The cost of a septic tank will ultimately be dependent on the size of the tank being installed. In Ireland a typical septic tanks cost is approximately €850.

It is important not to confuse a septic tank with a waste water treatment system which generally has a cost ranging from €2,500 to €3,500 depending on the individual site requirements.


 

Septic Tank Certification

All septic tanks in Ireland must have EN12566-1 certification which also conforms to the Irish Standard – S.R.66.  The new septic tank certification contains the design population of the tank and images of the tank to allow the homeowner / builder confirm the tank is correct for a particular site.


How a Septic Tanks Works

Stage 1 – The Septic Tank

Waste water enters the septic tank through the pipelines leading from the dwelling. While sitting in the tank, the solids and the liquids that make up the waste water begin to separate by natural breakdown. The solids sink to the bottom forming the sludge layer and the lighter particles of waster rising to the top, forming a layer known as scum. The sludge is left behind and eventually begins to build up which is why a septic tank must be emptied every few years.
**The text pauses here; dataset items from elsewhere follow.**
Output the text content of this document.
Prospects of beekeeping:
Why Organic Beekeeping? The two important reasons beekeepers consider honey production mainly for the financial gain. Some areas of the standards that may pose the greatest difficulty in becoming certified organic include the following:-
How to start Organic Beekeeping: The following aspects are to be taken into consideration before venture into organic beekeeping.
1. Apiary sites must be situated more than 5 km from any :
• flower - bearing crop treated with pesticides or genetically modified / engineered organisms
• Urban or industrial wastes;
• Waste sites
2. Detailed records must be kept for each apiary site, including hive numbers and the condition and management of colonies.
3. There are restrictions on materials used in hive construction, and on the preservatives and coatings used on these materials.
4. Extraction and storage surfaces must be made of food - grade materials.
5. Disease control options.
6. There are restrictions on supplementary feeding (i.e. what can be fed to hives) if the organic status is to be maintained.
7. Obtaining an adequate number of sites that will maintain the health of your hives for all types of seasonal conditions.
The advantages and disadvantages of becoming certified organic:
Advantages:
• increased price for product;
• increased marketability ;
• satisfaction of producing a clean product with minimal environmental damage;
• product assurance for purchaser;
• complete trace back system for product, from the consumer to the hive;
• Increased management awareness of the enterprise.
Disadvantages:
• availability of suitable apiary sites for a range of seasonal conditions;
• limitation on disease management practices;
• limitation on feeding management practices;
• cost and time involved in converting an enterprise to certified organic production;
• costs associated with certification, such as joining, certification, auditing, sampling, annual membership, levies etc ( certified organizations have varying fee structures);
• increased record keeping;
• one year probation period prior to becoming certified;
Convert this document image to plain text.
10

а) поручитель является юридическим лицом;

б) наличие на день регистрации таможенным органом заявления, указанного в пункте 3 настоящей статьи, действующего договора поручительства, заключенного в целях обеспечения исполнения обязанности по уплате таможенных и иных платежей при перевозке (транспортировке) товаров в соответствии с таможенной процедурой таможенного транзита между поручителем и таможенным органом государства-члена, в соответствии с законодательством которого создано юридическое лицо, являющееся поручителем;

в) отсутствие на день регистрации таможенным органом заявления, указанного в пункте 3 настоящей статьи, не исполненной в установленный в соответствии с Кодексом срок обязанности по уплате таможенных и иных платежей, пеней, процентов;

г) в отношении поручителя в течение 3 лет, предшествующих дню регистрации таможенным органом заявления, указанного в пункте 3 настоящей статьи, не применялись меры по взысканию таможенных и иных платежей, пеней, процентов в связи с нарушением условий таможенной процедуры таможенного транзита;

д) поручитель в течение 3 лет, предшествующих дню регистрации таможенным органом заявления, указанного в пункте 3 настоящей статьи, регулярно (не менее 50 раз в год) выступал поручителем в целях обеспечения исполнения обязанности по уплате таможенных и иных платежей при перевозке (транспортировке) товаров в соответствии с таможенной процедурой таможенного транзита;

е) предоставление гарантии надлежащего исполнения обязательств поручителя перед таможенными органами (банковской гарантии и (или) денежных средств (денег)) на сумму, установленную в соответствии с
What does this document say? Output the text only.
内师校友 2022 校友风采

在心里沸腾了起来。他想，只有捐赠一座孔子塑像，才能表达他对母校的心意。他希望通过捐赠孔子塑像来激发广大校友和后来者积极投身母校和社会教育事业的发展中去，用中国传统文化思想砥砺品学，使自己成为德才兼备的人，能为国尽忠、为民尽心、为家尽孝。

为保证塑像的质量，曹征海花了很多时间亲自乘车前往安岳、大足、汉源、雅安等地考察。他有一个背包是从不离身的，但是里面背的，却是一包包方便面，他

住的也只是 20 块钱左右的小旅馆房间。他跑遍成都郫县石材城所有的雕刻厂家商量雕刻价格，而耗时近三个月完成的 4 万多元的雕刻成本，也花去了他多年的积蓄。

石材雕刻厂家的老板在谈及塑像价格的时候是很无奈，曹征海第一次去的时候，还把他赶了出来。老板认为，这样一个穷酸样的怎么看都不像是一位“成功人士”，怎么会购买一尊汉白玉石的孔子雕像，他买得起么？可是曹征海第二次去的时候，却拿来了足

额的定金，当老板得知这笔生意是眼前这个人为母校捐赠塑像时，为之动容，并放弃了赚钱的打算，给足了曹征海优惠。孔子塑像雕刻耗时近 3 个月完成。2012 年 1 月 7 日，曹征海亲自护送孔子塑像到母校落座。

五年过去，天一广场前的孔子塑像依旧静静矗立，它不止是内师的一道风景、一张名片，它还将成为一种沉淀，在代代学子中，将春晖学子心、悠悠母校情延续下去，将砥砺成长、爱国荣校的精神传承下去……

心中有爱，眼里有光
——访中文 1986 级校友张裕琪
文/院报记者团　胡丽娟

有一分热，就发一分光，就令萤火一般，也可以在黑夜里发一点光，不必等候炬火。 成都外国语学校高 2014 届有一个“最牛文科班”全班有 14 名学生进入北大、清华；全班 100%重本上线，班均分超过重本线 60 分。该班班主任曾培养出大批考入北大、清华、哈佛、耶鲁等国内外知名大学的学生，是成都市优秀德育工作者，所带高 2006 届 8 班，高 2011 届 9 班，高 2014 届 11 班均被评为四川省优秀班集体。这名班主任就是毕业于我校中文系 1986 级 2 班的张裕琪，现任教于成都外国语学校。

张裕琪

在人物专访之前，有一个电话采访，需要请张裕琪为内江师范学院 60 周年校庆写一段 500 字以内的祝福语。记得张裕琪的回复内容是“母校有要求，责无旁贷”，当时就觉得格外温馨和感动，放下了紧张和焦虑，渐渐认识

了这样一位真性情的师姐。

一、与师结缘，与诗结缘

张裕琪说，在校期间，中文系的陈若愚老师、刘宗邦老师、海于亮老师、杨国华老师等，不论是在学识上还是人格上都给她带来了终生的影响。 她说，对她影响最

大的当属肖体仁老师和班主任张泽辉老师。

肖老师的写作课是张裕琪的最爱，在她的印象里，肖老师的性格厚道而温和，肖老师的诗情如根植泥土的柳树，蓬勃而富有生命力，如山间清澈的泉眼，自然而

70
Stage 2 – The Percolation Area

The waste water is now up to 90% free of solid waste and known as effluent, flows into the second chamber in the tank. Here, due to pressure in the tank caused by the incoming waste water in the first chamber, the effluent flows out into the percolation area through a series of perforated pipes. Once the effluent flows out through the pipes, it then flows through a layer of gravel before it finally reaches the soil.

Stage 3 – The Sub Soil

This is the last stage of the septic tank process where the biological organisms in the soil treat the waste ensuring that it permeates down and eventually out of the soil, joining up with the water on the surface. This stage is probably the most important as it ensures that the waste is no longer a health or environmental hazard which is why extensive soil testing is carried out prior to a septic tank installation to ensure that the soil is suitable.